Personalized Text Summarization

Róbert Móro, Supervisor: Prof. Mária Bieliková

Evaluation

Experiments' Overview


We have evaluated our proposed method of personalized summarization in the domain of learning by means of a standalone summarizer integrated with the educational system ALEF (see Figure 1). We have performed two experiments during Functional and Logic Programming (FLP) and Principles of Software Engineering (PSE) courses.

ALEF with summarizer component

Figure 1. Example screenshot of ALEF (in Slovak) with the integrated summarizer (1). Current user rating is shown in the right top corner (2). Students can also add feedback in the form of free text (3) or navigate themselves to the next summary by clicking the Next button in the right bottom corner (4).

In total, 75 students have participated on these experiments. Their task has been to evaluate quality of the presented summaries of educational texts by rating them and providing feedback in the form of answers to the follow-up questions.
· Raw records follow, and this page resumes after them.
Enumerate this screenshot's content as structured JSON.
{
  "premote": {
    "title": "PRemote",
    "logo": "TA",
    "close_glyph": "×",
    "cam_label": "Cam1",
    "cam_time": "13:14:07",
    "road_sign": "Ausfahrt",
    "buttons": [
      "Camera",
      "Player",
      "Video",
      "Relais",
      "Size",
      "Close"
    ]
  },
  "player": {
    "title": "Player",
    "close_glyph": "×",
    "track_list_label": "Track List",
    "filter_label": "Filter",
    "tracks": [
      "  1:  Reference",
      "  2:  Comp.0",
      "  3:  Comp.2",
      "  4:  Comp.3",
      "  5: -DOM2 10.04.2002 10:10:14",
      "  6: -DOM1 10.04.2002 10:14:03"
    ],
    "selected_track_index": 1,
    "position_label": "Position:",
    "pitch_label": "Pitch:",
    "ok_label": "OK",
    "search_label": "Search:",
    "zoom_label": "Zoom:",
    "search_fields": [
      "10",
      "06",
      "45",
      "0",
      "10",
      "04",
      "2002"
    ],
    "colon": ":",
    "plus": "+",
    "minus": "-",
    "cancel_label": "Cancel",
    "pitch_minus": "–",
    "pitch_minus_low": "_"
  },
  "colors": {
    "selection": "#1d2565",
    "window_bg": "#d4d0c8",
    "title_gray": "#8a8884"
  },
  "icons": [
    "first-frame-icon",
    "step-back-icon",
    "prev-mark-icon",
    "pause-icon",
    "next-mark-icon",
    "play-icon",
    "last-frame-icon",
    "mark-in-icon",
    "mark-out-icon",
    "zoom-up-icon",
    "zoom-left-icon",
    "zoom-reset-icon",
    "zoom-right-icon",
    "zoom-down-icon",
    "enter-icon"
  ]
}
We have incquired whether whether the sentences selected for the summary are representative, whether the summary is suitable for the revision or whether it could help them to decide the document relevance. We have also been interested whether the length of the summary is suitable given the length and content of the document and if it is readable and comprehensible.

Furthermore, we have chosen a control expert group to compare their summary evaluation to that of the other students. The group has consisted of five to seven domain experts. In contrast to the other participants, they have been presented both summary variants (in random order) for each educational text in order to decide which variant is better or whether they are equal.

We have gathered summaries for 303 educational texts (explanation learning objects), 2242 summary ratings and 385 summary variants comparisons from experts. Moreover, students have answered 479 follow-up questions.

Summarization Considering RDT


Summarization considering the domain-relevant terms has on average gained higher score (3.79) on the five-point scale compared to the first variant (generic summarization), which has scored 3.54 on average.

We have also computed average score for each summary variant for each document. The second variant (summarization considering RDT) has scored more in comparison to the first one in 48% of the cases, the same in 11% and less in 41%. The comparison of summaries by the experts has given us similar results. The second variant has been evaluated as better in 49% of the cases, as equal in 20% and worse in 31% (see Figure 2). Thus, our results suggest that considering the domain-relevant terms in the summarization process leads to better summaries in comparison to the baseline generic variant.

Summarization considering RDT vs. the generic variant

Figure 2. Comparison of summary variants, where A means that summary considering the domain-relevant terms was evaluated as better, B that generic summary was better and C that they were equal.

Summarization Considering Annotations


Summarization considering annotations has been evaluated (by the epert students group) as better in comparison with the generic variant in 48% of cases. This number is similar to the results from the experiment with RDT. However, much lower is the number of cases when the generic variant has been evaulated as better (only 24%, see Figure 3). Thus, we can conclude that considering annotations in the summarization process leads to better summaries in comparison to the baseline generic variant as well.

Summarization considering annotations vs. the generic variant

Figure 3. Comparison of summary variants, where A means that summary considering the annotations was evaluated as better, B that generic summary was better and C that they were equal.

Conclusions


Our experimental results suggest that using the domain-relevant terms in the process of summarization, as well as annotations, can help selecting representative sentences capable of summarizing the document, even for revision. Furthermore, students' answers to the follow-up questions show that our approach is capable of generating readable and comprehensible summaries with satisfiable length.